Nel 1919 l'Italia fu il primo paese a riconoscere l'indipendenza dell'Afghanistan. Per mostrare la sua gratitudine, il governo afghano chiese all'Italia come potesse ringraziare: Roma rispose chiedendo il diritto a costruire un luogo per il culto. Il governo afghano fu spiazzato dalla scelta, perché l'Italia, invece di chiedere vantaggi in campo economico, come i diritti per le esplorazioni delle miniere, aveva optato per un allargamento della libertà religiosa. Fu perciò inserita una clausola nel trattato italo-afghano del 1921, che dava all'Italia il diritto a costruire una cappella nell'ambasciata. L'opera pastorale iniziò nel 1933, quando papa Pio XII affidò la cappellania dell'ambasciata italiana ai barnabiti.
La prima richiesta di costruire una chiesa pubblica fu consegnata al responsabile della missione cattolica in Afghanistan nel 1992. Un ufficiale dell'ex governo filo-sovietico di Mohammad Najibullah fece visita al responsabile della comunità cattolica in Afghanistan, padre Giuseppe Moretti, con un disegno del piccolo edificio a cui sarebbe stata garantita l'immunità. Il progetto non fu realizzato poiché il paese precipitò nella guerra civile, che si concluse nel 1998 con la presa del potere da parte dei talebani. Con l'avvio della missione ISAF (20 dicembre 2001), e la cacciata dei talebani, l'unica chiesa cattolica è stata riaperta al culto.
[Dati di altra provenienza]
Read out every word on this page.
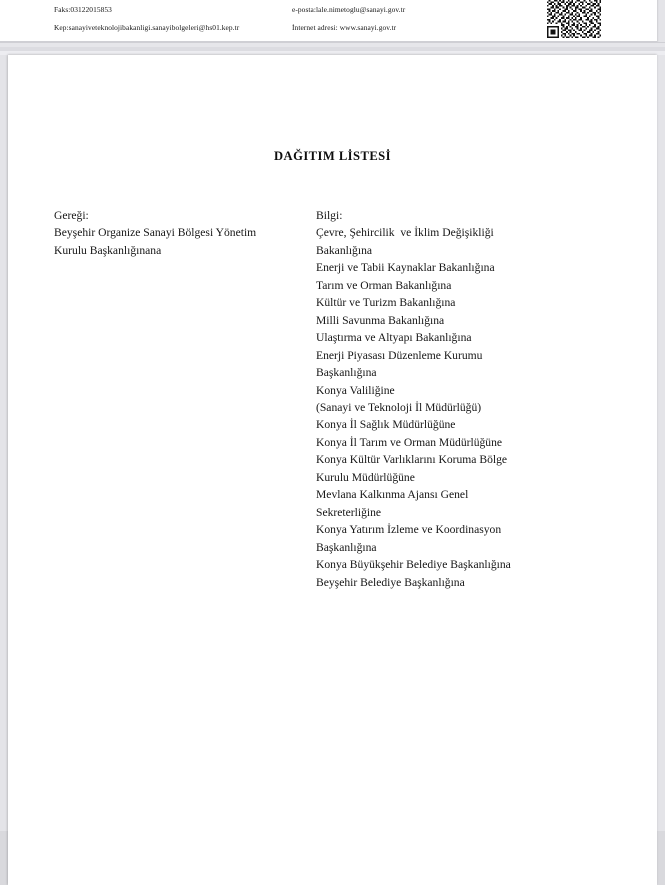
Faks:03122015853
Kep:sanayiveteknolojibakanligi.sanayibolgeleri@hs01.kep.tr
e-posta:lale.nimetoglu@sanayi.gov.tr
İnternet adresi: www.sanayi.gov.tr
DAĞITIM LİSTESİ
Gereği:
Beyşehir Organize Sanayi Bölgesi Yönetim
Kurulu Başkanlığınana
Bilgi:
Çevre, Şehircilik  ve İklim Değişikliği
Bakanlığına
Enerji ve Tabii Kaynaklar Bakanlığına
Tarım ve Orman Bakanlığına
Kültür ve Turizm Bakanlığına
Milli Savunma Bakanlığına
Ulaştırma ve Altyapı Bakanlığına
Enerji Piyasası Düzenleme Kurumu
Başkanlığına
Konya Valiliğine
(Sanayi ve Teknoloji İl Müdürlüğü)
Konya İl Sağlık Müdürlüğüne
Konya İl Tarım ve Orman Müdürlüğüne
Konya Kültür Varlıklarını Koruma Bölge
Kurulu Müdürlüğüne
Mevlana Kalkınma Ajansı Genel
Sekreterliğine
Konya Yatırım İzleme ve Koordinasyon
Başkanlığına
Konya Büyükşehir Belediye Başkanlığına
Beyşehir Belediye Başkanlığına
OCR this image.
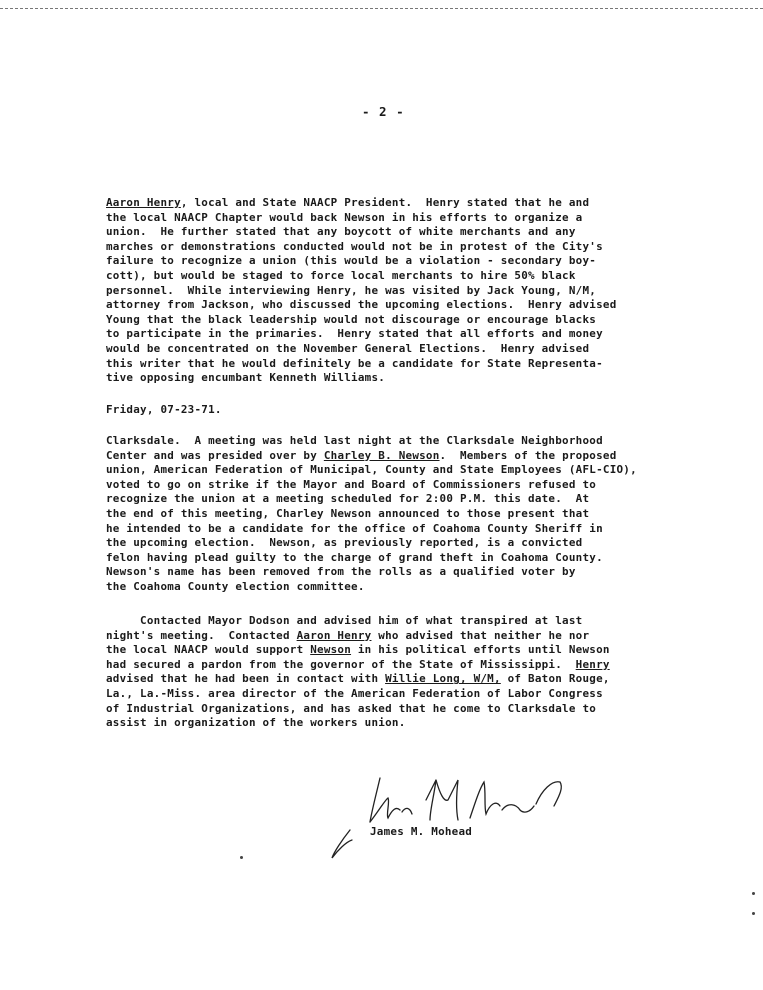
- 2 -

Aaron Henry, local and State NAACP President.  Henry stated that he and

the local NAACP Chapter would back Newson in his efforts to organize a

union.  He further stated that any boycott of white merchants and any

marches or demonstrations conducted would not be in protest of the City's

failure to recognize a union (this would be a violation - secondary boy-

cott), but would be staged to force local merchants to hire 50% black

personnel.  While interviewing Henry, he was visited by Jack Young, N/M,

attorney from Jackson, who discussed the upcoming elections.  Henry advised

Young that the black leadership would not discourage or encourage blacks

to participate in the primaries.  Henry stated that all efforts and money

would be concentrated on the November General Elections.  Henry advised

this writer that he would definitely be a candidate for State Representa-

tive opposing encumbant Kenneth Williams.

Friday, 07-23-71.

Clarksdale.  A meeting was held last night at the Clarksdale Neighborhood

Center and was presided over by Charley B. Newson.  Members of the proposed

union, American Federation of Municipal, County and State Employees (AFL-CIO),

voted to go on strike if the Mayor and Board of Commissioners refused to

recognize the union at a meeting scheduled for 2:00 P.M. this date.  At

the end of this meeting, Charley Newson announced to those present that

he intended to be a candidate for the office of Coahoma County Sheriff in

the upcoming election.  Newson, as previously reported, is a convicted

felon having plead guilty to the charge of grand theft in Coahoma County.

Newson's name has been removed from the rolls as a qualified voter by

the Coahoma County election committee.

Contacted Mayor Dodson and advised him of what transpired at last

night's meeting.  Contacted Aaron Henry who advised that neither he nor

the local NAACP would support Newson in his political efforts until Newson

had secured a pardon from the governor of the State of Mississippi.  Henry

advised that he had been in contact with Willie Long, W/M, of Baton Rouge,

La., La.-Miss. area director of the American Federation of Labor Congress

of Industrial Organizations, and has asked that he come to Clarksdale to

assist in organization of the workers union.

James M. Mohead
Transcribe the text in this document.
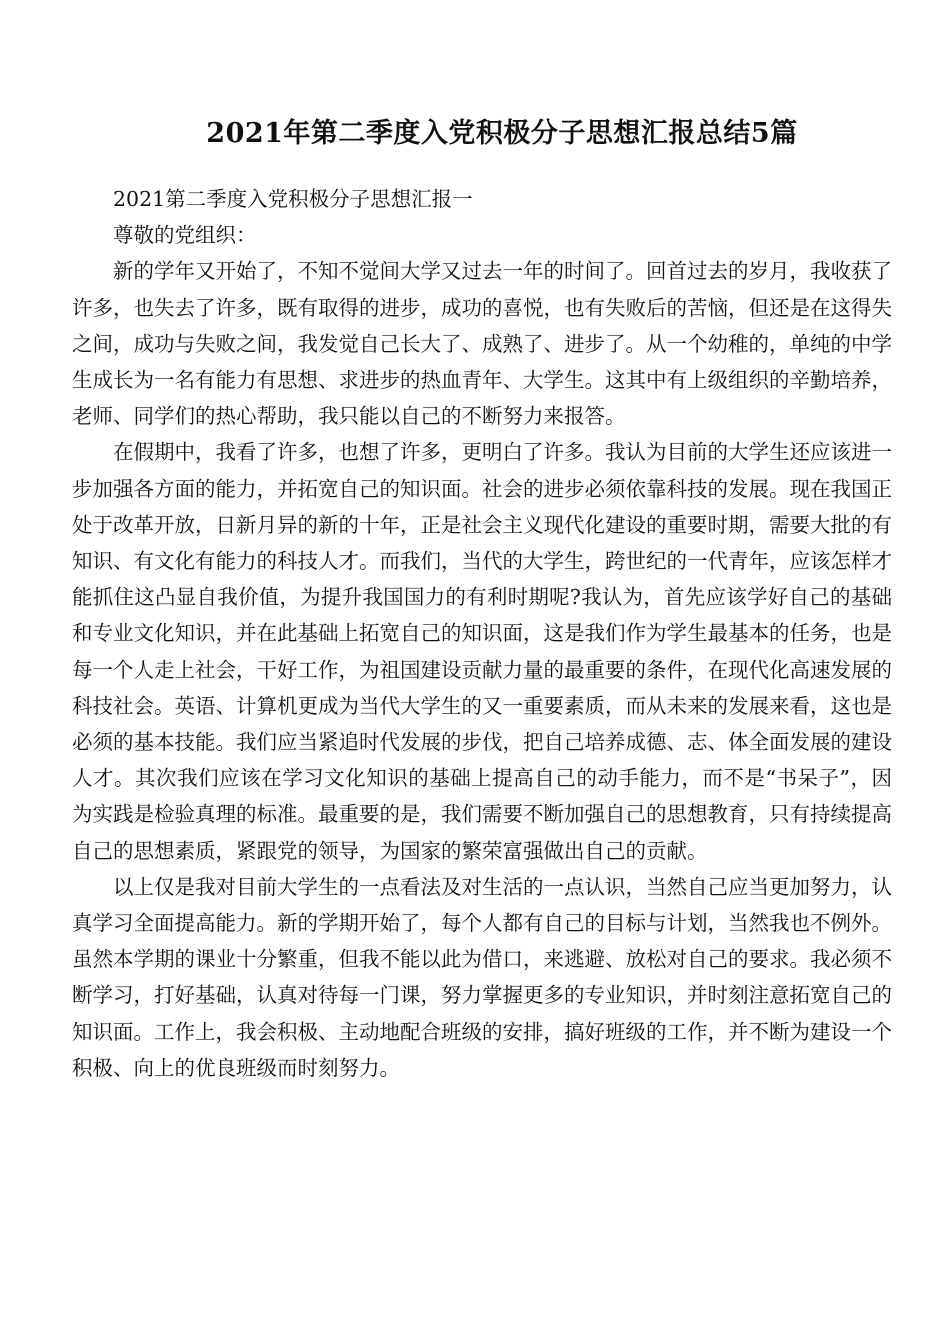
2021年第二季度入党积极分子思想汇报总结5篇

2021第二季度入党积极分子思想汇报一

尊敬的党组织：

新的学年又开始了，不知不觉间大学又过去一年的时间了。回首过去的岁月，我收获了许多，也失去了许多，既有取得的进步，成功的喜悦，也有失败后的苦恼，但还是在这得失之间，成功与失败之间，我发觉自己长大了、成熟了、进步了。从一个幼稚的，单纯的中学生成长为一名有能力有思想、求进步的热血青年、大学生。这其中有上级组织的辛勤培养，老师、同学们的热心帮助，我只能以自己的不断努力来报答。

在假期中，我看了许多，也想了许多，更明白了许多。我认为目前的大学生还应该进一步加强各方面的能力，并拓宽自己的知识面。社会的进步必须依靠科技的发展。现在我国正处于改革开放，日新月异的新的十年，正是社会主义现代化建设的重要时期，需要大批的有知识、有文化有能力的科技人才。而我们，当代的大学生，跨世纪的一代青年，应该怎样才能抓住这凸显自我价值，为提升我国国力的有利时期呢?我认为，首先应该学好自己的基础和专业文化知识，并在此基础上拓宽自己的知识面，这是我们作为学生最基本的任务，也是每一个人走上社会，干好工作，为祖国建设贡献力量的最重要的条件，在现代化高速发展的科技社会。英语、计算机更成为当代大学生的又一重要素质，而从未来的发展来看，这也是必须的基本技能。我们应当紧追时代发展的步伐，把自己培养成德、志、体全面发展的建设人才。其次我们应该在学习文化知识的基础上提高自己的动手能力，而不是“书呆子”，因为实践是检验真理的标准。最重要的是，我们需要不断加强自己的思想教育，只有持续提高自己的思想素质，紧跟党的领导，为国家的繁荣富强做出自己的贡献。

以上仅是我对目前大学生的一点看法及对生活的一点认识，当然自己应当更加努力，认真学习全面提高能力。新的学期开始了，每个人都有自己的目标与计划，当然我也不例外。虽然本学期的课业十分繁重，但我不能以此为借口，来逃避、放松对自己的要求。我必须不断学习，打好基础，认真对待每一门课，努力掌握更多的专业知识，并时刻注意拓宽自己的知识面。工作上，我会积极、主动地配合班级的安排，搞好班级的工作，并不断为建设一个积极、向上的优良班级而时刻努力。
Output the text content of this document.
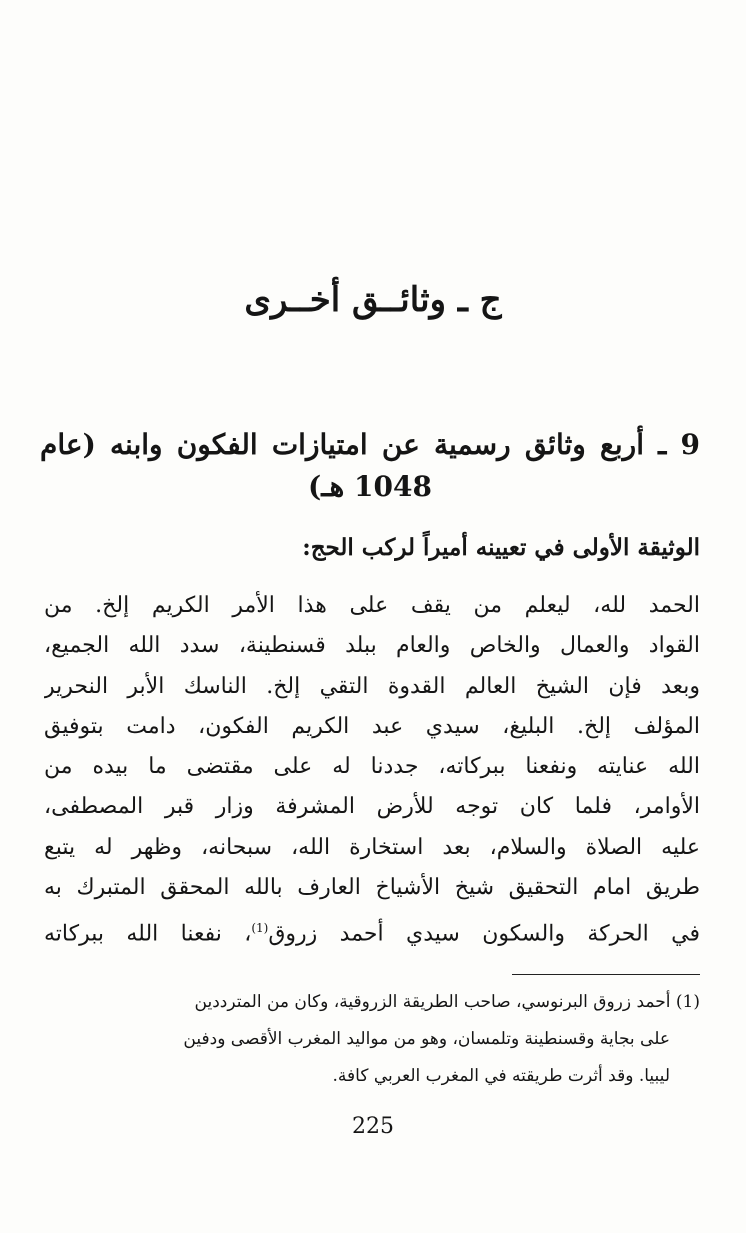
ج ـ وثائــق أخــرى
9 ـ أربع وثائق رسمية عن امتيازات الفكون وابنه (عام 1048 هـ)
الوثيقة الأولى في تعيينه أميراً لركب الحج:
الحمد لله، ليعلم من يقف على هذا الأمر الكريم إلخ. من
القواد والعمال والخاص والعام ببلد قسنطينة، سدد الله الجميع،
وبعد فإن الشيخ العالم القدوة التقي إلخ. الناسك الأبر النحرير
المؤلف إلخ. البليغ، سيدي عبد الكريم الفكون، دامت بتوفيق
الله عنايته ونفعنا ببركاته، جددنا له على مقتضى ما بيده من
الأوامر، فلما كان توجه للأرض المشرفة وزار قبر المصطفى،
عليه الصلاة والسلام، بعد استخارة الله، سبحانه، وظهر له يتبع
طريق امام التحقيق شيخ الأشياخ العارف بالله المحقق المتبرك به
في الحركة والسكون سيدي أحمد زروق$^{(1)}$، نفعنا الله ببركاته
(1) أحمد زروق البرنوسي، صاحب الطريقة الزروقية، وكان من المترددين
على بجاية وقسنطينة وتلمسان، وهو من مواليد المغرب الأقصى ودفين
ليبيا. وقد أثرت طريقته في المغرب العربي كافة.
225
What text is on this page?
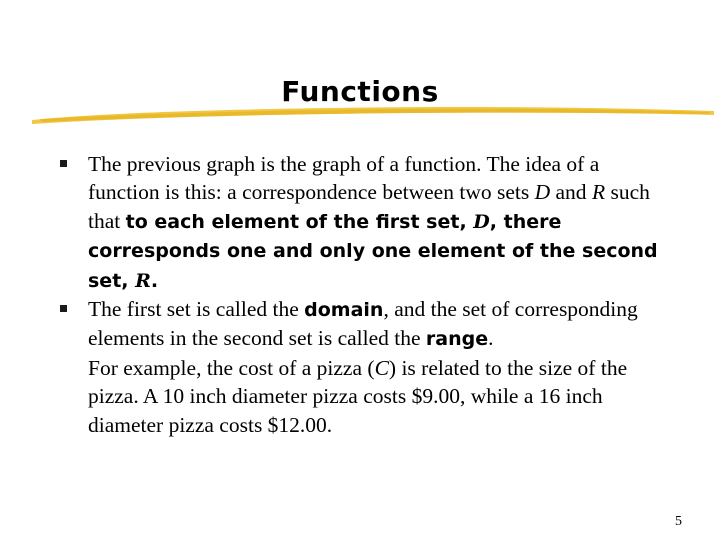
Functions
The previous graph is the graph of a function. The idea of a function is this: a correspondence between two sets D and R such that to each element of the first set, D, there corresponds one and only one element of the second set, R.
The first set is called the domain, and the set of corresponding elements in the second set is called the range.
For example, the cost of a pizza (C) is related to the size of the pizza. A 10 inch diameter pizza costs $9.00, while a 16 inch diameter pizza costs $12.00.
5
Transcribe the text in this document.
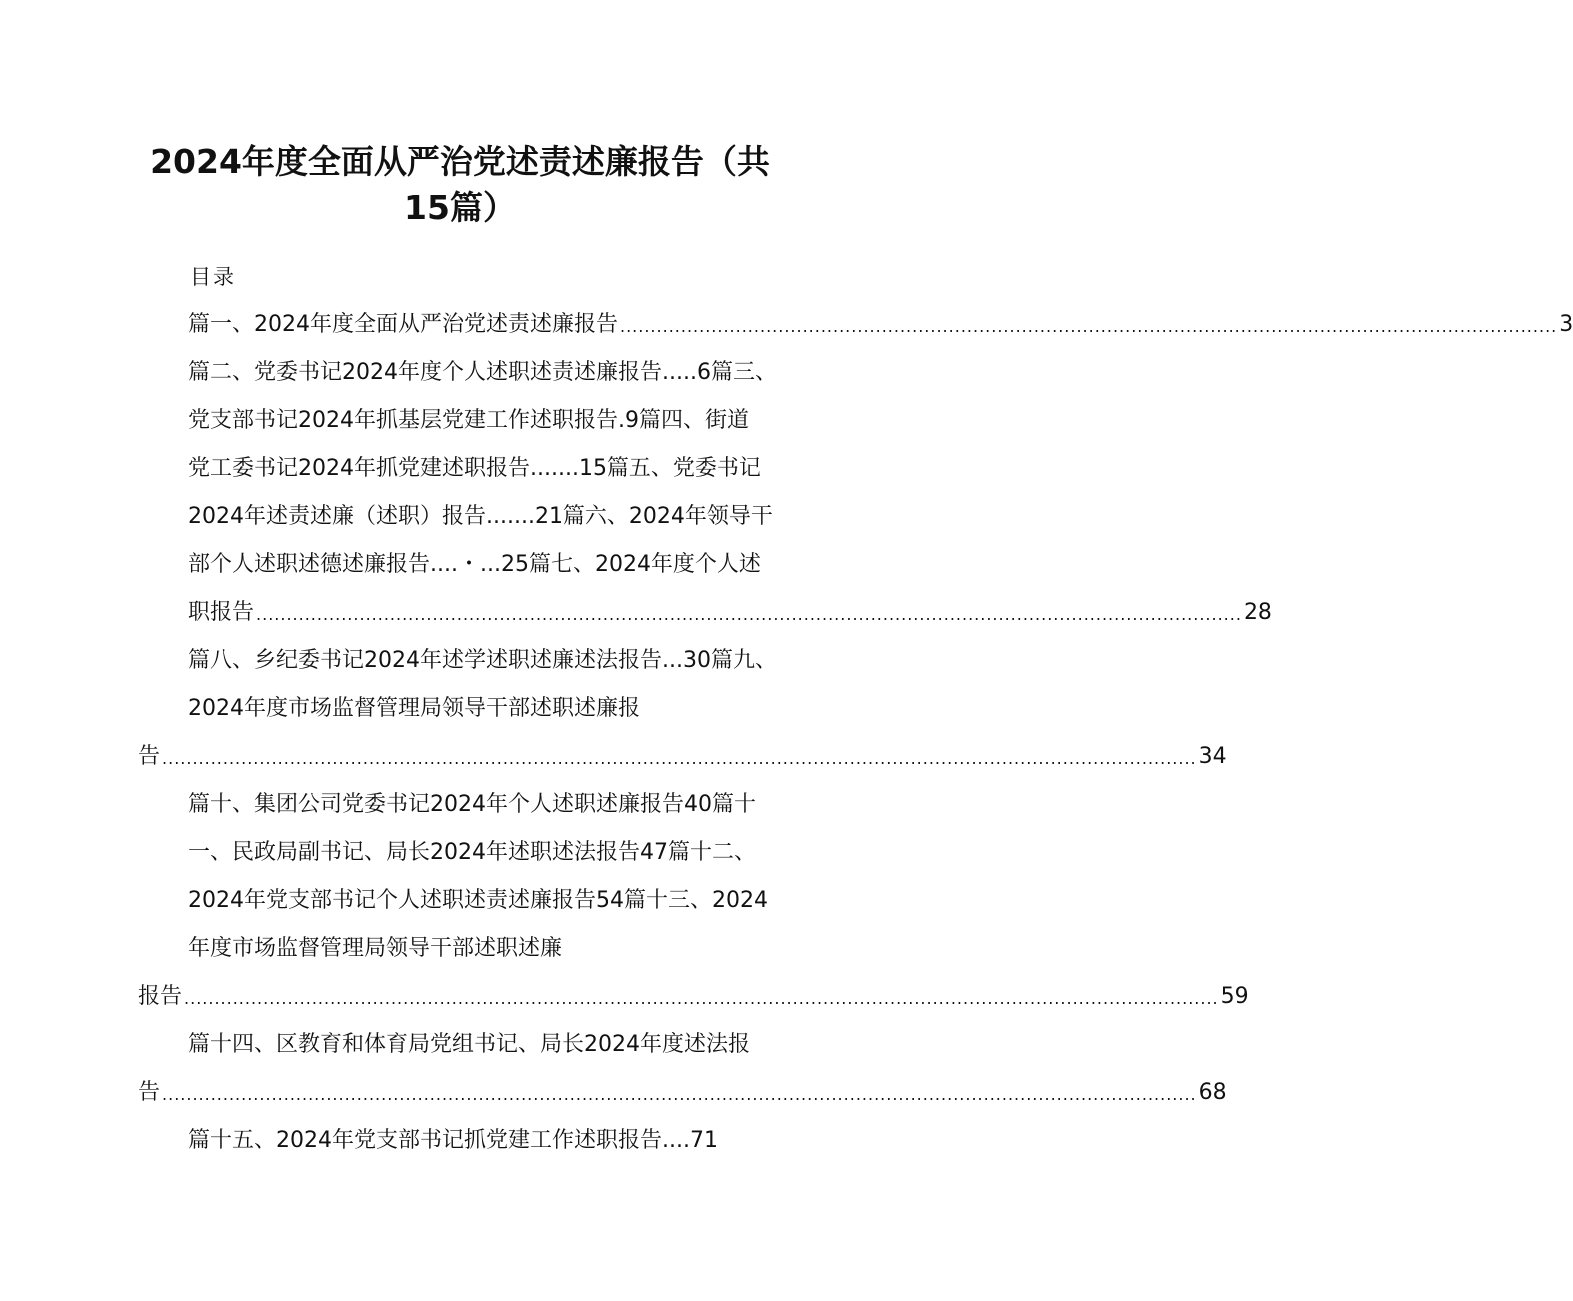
2024年度全面从严治党述责述廉报告（共
15篇）
目录
篇一、2024年度全面从严治党述责述廉报告 .......................................................................................................................................................... 3
篇二、党委书记2024年度个人述职述责述廉报告.....6篇三、
党支部书记2024年抓基层党建工作述职报告.9篇四、街道
党工委书记2024年抓党建述职报告.......15篇五、党委书记
2024年述责述廉（述职）报告.......21篇六、2024年领导干
部个人述职述德述廉报告....・...25篇七、2024年度个人述
职报告 .................................................................................................................................................................. 28
篇八、乡纪委书记2024年述学述职述廉述法报告...30篇九、
2024年度市场监督管理局领导干部述职述廉报
告 .......................................................................................................................................................................... 34
篇十、集团公司党委书记2024年个人述职述廉报告40篇十
一、民政局副书记、局长2024年述职述法报告47篇十二、
2024年党支部书记个人述职述责述廉报告54篇十三、2024
年度市场监督管理局领导干部述职述廉
报告 .......................................................................................................................................................................... 59
篇十四、区教育和体育局党组书记、局长2024年度述法报
告 .......................................................................................................................................................................... 68
篇十五、2024年党支部书记抓党建工作述职报告....71
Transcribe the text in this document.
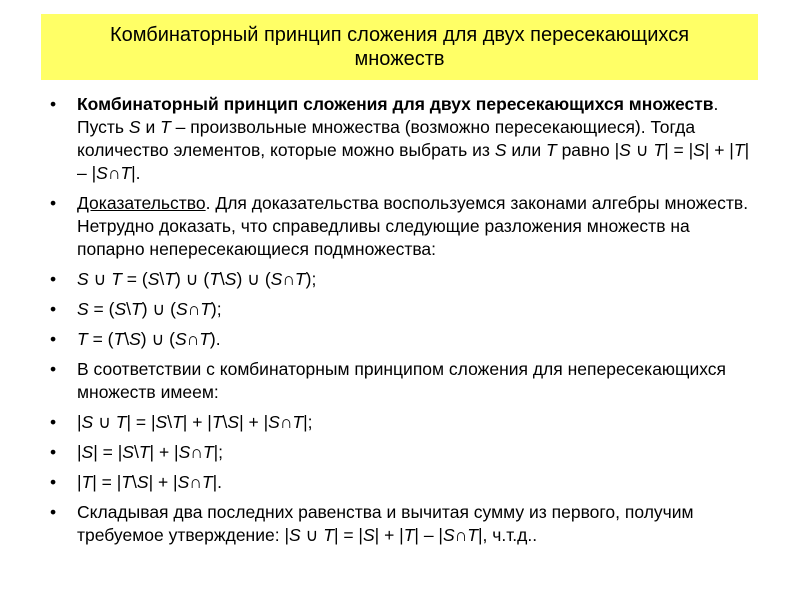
Комбинаторный принцип сложения для двух пересекающихся множеств
• Комбинаторный принцип сложения для двух пересекающихся множеств. Пусть S и T – произвольные множества (возможно пересекающиеся). Тогда количество элементов, которые можно выбрать из S или T равно |S ∪ T| = |S| + |T| – |S∩T|.
• Доказательство. Для доказательства воспользуемся законами алгебры множеств. Нетрудно доказать, что справедливы следующие разложения множеств на попарно непересекающиеся подмножества:
• S ∪ T = (S\T) ∪ (T\S) ∪ (S∩T);
• S = (S\T) ∪ (S∩T);
• T = (T\S) ∪ (S∩T).
• В соответствии с комбинаторным принципом сложения для непересекающихся множеств имеем:
• |S ∪ T| = |S\T| + |T\S| + |S∩T|;
• |S| = |S\T| + |S∩T|;
• |T| = |T\S| + |S∩T|.
• Складывая два последних равенства и вычитая сумму из первого, получим требуемое утверждение: |S ∪ T| = |S| + |T| – |S∩T|, ч.т.д..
A seguito dell'offensiva talebana del 2021, l'attività pastorale della missione è stata sospesa: l'ambasciata italiana è stata chiusa nell'agosto 2021 e il superiore della missione Giovanni Scalese, unico sacerdote presente in quel momento in Afghanistan, ha lasciato il Paese assieme alle missionarie della carità e ad alcuni bisognosi,[2] per cui la comunità cattolica afghana ha di fatto cessato di esistere.
L'Afghanistan è ufficialmente una repubblica islamica. Nel Paese i culti non musulmani sono proibiti per legge. Convertire dall'islam a un'altra religione o rinunciare all'islam è considerato apostasia ed è un reato capitale, che può essere punito anche con la pena di morte.[3] Le conversioni sono di fatto vietate; i cristiani quindi non possono svolgere alcuna opera di evangelizzazione. Nel territorio nazionale, inoltre, opera la fazione estremistica conosciuta in Occidente come talebani. Essa è composta da militanti islamici i quali, agendo come autorità religiose, applicano la pena di morte in base alla sharia per "reati" legati alla religione.